There is great value in all of this data we carry – not only for our customers and their users who are sending and receiving all of it, but also for our network operations and security personnel who are analyzing this traffic in order to help provide a safer and more reliable infrastructure for our customers.

Effective data management is critical

For AT&T, the act of carrying all of this content generates hundreds of terabytes of event and log data.  A problem so massive that AT&T Labs had to develop its own data management system, as one didn’t exist back when we started to accumulate all of this data. That system now includes our Daytona® data management system and a network visualization tool that uses powerful computer graphics and data mining to integrate and explore network information and efficiently put this knowledge to work in the AT&T Network.

Monitoring system traffic offers early warnings

All of this data and the ability to efficiently analyze it helps us create valuable models of what “good” traffic looks like, so when we start to detect deviations in these patterns, we have an early warning that something may be brewing in the way of malicious activity or exploits against our network and we can respond to and mitigate the risk, before it ever affects the performance or security of our backbone.
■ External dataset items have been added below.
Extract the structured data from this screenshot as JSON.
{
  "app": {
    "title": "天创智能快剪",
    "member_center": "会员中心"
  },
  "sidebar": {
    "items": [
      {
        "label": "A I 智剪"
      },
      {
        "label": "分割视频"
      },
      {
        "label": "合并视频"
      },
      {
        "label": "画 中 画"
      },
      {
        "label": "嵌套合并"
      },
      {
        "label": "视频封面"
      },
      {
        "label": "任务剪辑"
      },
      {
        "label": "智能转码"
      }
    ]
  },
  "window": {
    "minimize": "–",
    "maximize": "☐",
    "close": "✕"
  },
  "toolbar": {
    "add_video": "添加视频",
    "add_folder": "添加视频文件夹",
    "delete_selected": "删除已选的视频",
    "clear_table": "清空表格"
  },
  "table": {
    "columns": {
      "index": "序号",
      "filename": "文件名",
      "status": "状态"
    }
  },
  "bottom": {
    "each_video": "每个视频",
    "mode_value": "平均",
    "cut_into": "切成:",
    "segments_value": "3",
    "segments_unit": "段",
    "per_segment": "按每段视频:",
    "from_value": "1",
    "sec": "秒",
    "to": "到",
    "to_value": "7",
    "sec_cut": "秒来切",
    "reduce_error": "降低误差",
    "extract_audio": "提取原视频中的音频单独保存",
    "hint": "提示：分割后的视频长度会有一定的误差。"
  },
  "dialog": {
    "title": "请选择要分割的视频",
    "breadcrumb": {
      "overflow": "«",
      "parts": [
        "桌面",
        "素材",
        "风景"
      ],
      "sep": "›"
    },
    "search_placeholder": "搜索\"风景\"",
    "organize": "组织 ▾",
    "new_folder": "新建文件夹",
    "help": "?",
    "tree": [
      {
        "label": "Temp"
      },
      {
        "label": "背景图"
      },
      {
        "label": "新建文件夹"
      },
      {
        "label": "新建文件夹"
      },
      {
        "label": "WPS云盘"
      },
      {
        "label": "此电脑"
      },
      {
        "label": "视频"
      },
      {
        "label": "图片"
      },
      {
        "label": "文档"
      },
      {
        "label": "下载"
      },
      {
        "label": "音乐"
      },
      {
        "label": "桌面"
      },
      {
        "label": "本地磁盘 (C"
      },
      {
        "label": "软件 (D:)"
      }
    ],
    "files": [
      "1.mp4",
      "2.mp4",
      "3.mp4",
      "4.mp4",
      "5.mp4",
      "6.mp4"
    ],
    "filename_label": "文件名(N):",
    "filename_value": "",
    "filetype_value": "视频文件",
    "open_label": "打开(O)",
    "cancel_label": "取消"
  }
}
This approach, once reserved for carriers and network providers, is now being adopted by the enterprise. New technology and a growing list of solution providers have made it possible and more affordable for businesses to store and analyze large volumes of data generated by their own corporate network resources.  Now many companies are now putting this data to work with the intent of increasing their security posture.

Analytics improves system security

This trend in big data security analytics is becoming a popular topic of discussion as more sophisticated tools are available to combat the growing number of threats and vulnerabilities. And many of these threats are more sophisticated and multi-layered and cannot be effectively detected using traditional point and perimeter controls. The key to this latest trend is the growing ability to efficiently collect, store, and analyze a complete and comprehensive dataset and actually learn what “normal” activity looks like for your company network. Then, just like on our backbone, use that baseline to quickly analyze traffic and activity to identify potential problems before they can do any damage.
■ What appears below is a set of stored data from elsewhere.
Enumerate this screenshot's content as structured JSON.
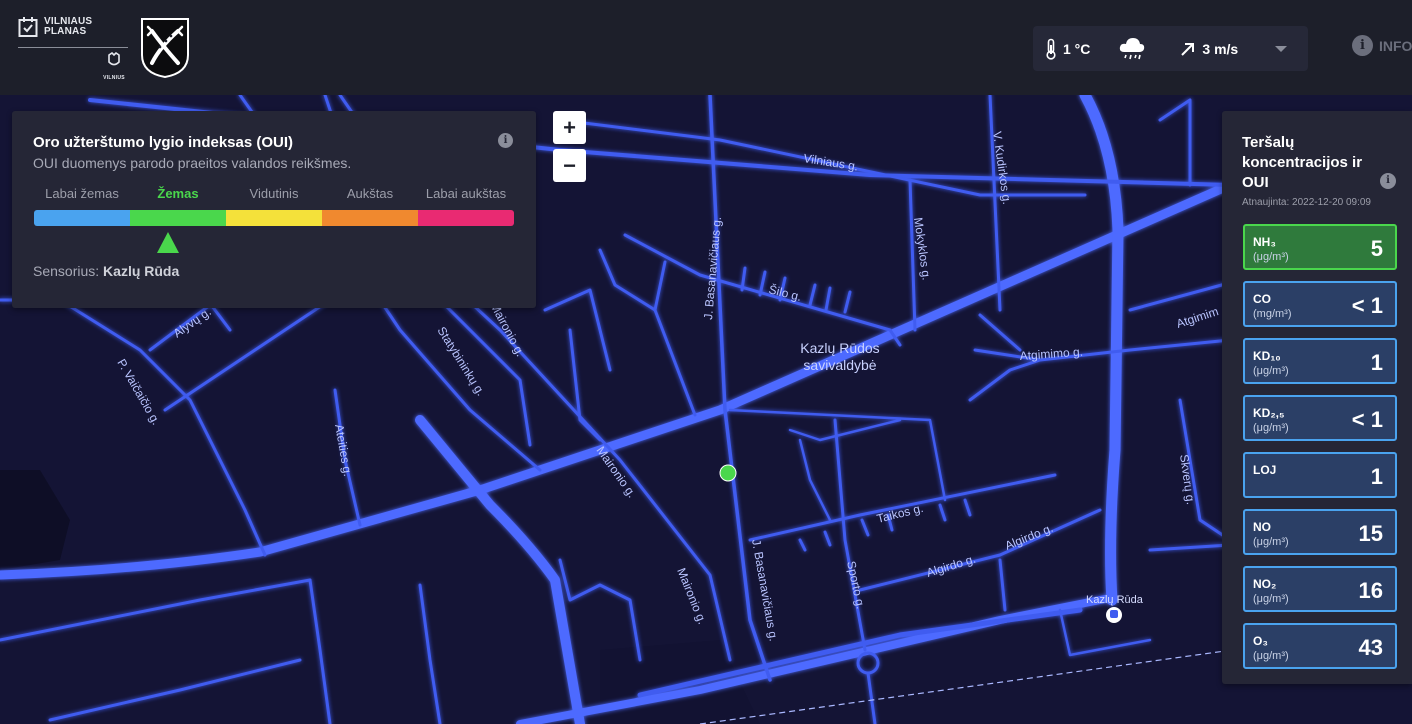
{
  "header": {
    "logo_text_line1": "VILNIAUS",
    "logo_text_line2": "PLANAS",
    "logo_city": "VILNIUS",
    "weather": {
      "temperature": "1 °C",
      "weather_icon": "rain-cloud-icon",
      "wind": "3 m/s",
      "wind_icon": "arrow-up-right-icon"
    },
    "info_label": "INFO"
  },
  "oui_panel": {
    "title": "Oro užterštumo lygio indeksas (OUI)",
    "subtitle": "OUI duomenys parodo praeitos valandos reikšmes.",
    "levels": [
      {
        "label": "Labai žemas",
        "color": "#4aa3ef"
      },
      {
        "label": "Žemas",
        "color": "#4ad74c"
      },
      {
        "label": "Vidutinis",
        "color": "#f4e13a"
      },
      {
        "label": "Aukštas",
        "color": "#f0892f"
      },
      {
        "label": "Labai aukštas",
        "color": "#e92a72"
      }
    ],
    "active_level_index": 1,
    "sensor_label": "Sensorius:",
    "sensor_name": "Kazlų Rūda"
  },
  "zoom": {
    "in_label": "+",
    "out_label": "−"
  },
  "map": {
    "labels": {
      "vilniaus": "Vilniaus g.",
      "basanaviciaus_top": "J. Basanavičiaus g.",
      "basanaviciaus_bottom": "J. Basanavičiaus g.",
      "kudirkos": "V. Kudirkos g.",
      "mokyklos": "Mokyklos g.",
      "silo": "Šilo g.",
      "maironio_top": "Maironio g.",
      "maironio_mid": "Maironio g.",
      "maironio_bottom": "Maironio g.",
      "statybininku": "Statybininkų g.",
      "alyvu": "Alyvų g.",
      "vaicaicio": "P. Vaičaičio g.",
      "ateities": "Ateities g.",
      "atgimimo": "Atgimimo g.",
      "atgimimo_right": "Atgimim",
      "taikos": "Taikos g.",
      "algirdo1": "Algirdo g.",
      "algirdo2": "Algirdo g.",
      "sporto": "Sporto g.",
      "skveru": "Skverų g.",
      "municipality_1": "Kazlų Rūdos",
      "municipality_2": "savivaldybė",
      "station": "Kazlų Rūda"
    },
    "sensor_marker_color": "#4ad74c"
  },
  "pollutants_panel": {
    "title": "Teršalų koncentracijos ir OUI",
    "updated": "Atnaujinta: 2022-12-20 09:09",
    "items": [
      {
        "name": "NH₃",
        "unit": "(μg/m³)",
        "value": "5",
        "status": "good"
      },
      {
        "name": "CO",
        "unit": "(mg/m³)",
        "value": "< 1",
        "status": "very-low"
      },
      {
        "name": "KD₁₀",
        "unit": "(μg/m³)",
        "value": "1",
        "status": "very-low"
      },
      {
        "name": "KD₂,₅",
        "unit": "(μg/m³)",
        "value": "< 1",
        "status": "very-low"
      },
      {
        "name": "LOJ",
        "unit": "",
        "value": "1",
        "status": "very-low"
      },
      {
        "name": "NO",
        "unit": "(μg/m³)",
        "value": "15",
        "status": "very-low"
      },
      {
        "name": "NO₂",
        "unit": "(μg/m³)",
        "value": "16",
        "status": "very-low"
      },
      {
        "name": "O₃",
        "unit": "(μg/m³)",
        "value": "43",
        "status": "very-low"
      }
    ]
  }
}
Advanced correlation engines, pattern recognition techniques and whitelisting can all work together, feeding off of terabytes of historical information, both systematically in real-time or on-demand, at the request of IT professionals running queries and correlation requests.
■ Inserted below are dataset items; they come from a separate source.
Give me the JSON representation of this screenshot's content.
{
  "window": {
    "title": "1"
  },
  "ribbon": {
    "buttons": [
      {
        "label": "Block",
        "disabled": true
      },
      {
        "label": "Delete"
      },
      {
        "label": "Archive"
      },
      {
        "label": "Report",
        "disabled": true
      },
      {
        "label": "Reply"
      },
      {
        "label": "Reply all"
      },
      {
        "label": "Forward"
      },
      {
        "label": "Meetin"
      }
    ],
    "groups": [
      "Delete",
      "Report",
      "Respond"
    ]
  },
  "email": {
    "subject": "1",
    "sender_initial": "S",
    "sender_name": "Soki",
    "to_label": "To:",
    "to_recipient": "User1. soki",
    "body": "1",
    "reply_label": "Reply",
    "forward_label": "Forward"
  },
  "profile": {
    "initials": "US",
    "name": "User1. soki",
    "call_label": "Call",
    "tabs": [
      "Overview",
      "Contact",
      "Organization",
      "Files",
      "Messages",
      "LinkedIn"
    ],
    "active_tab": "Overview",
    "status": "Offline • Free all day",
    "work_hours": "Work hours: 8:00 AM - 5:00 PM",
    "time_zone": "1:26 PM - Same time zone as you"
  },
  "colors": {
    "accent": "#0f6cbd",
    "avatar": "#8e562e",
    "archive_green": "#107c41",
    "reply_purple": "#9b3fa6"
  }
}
Start with a sound foundation

Cloud-based and mobile architectures are adding even more promise to this already intriguing topic as IT professionals look for ways to integrate these capabilities with structured data infrastructure that already exists within their organizations today.  But before you get too far down the path, remember that the foundation of any good solution is the policies and processes that it is built on. In addition, many experts caution those considering security information and event management (SIEM) solutions to not to try “boil the ocean.”  The idea of deploying a comprehensive defense system can be overwhelming, so don’t feel that it needs to be done overnight or on your own.  You may want to consider a phased implementation and you may want to illicit the help of trained and knowledgeable network and security professionals who can help you de-mystify big data and its role in securing your enterprise.

How is your company managing the security of big data? What are your top concerns­­­­­­?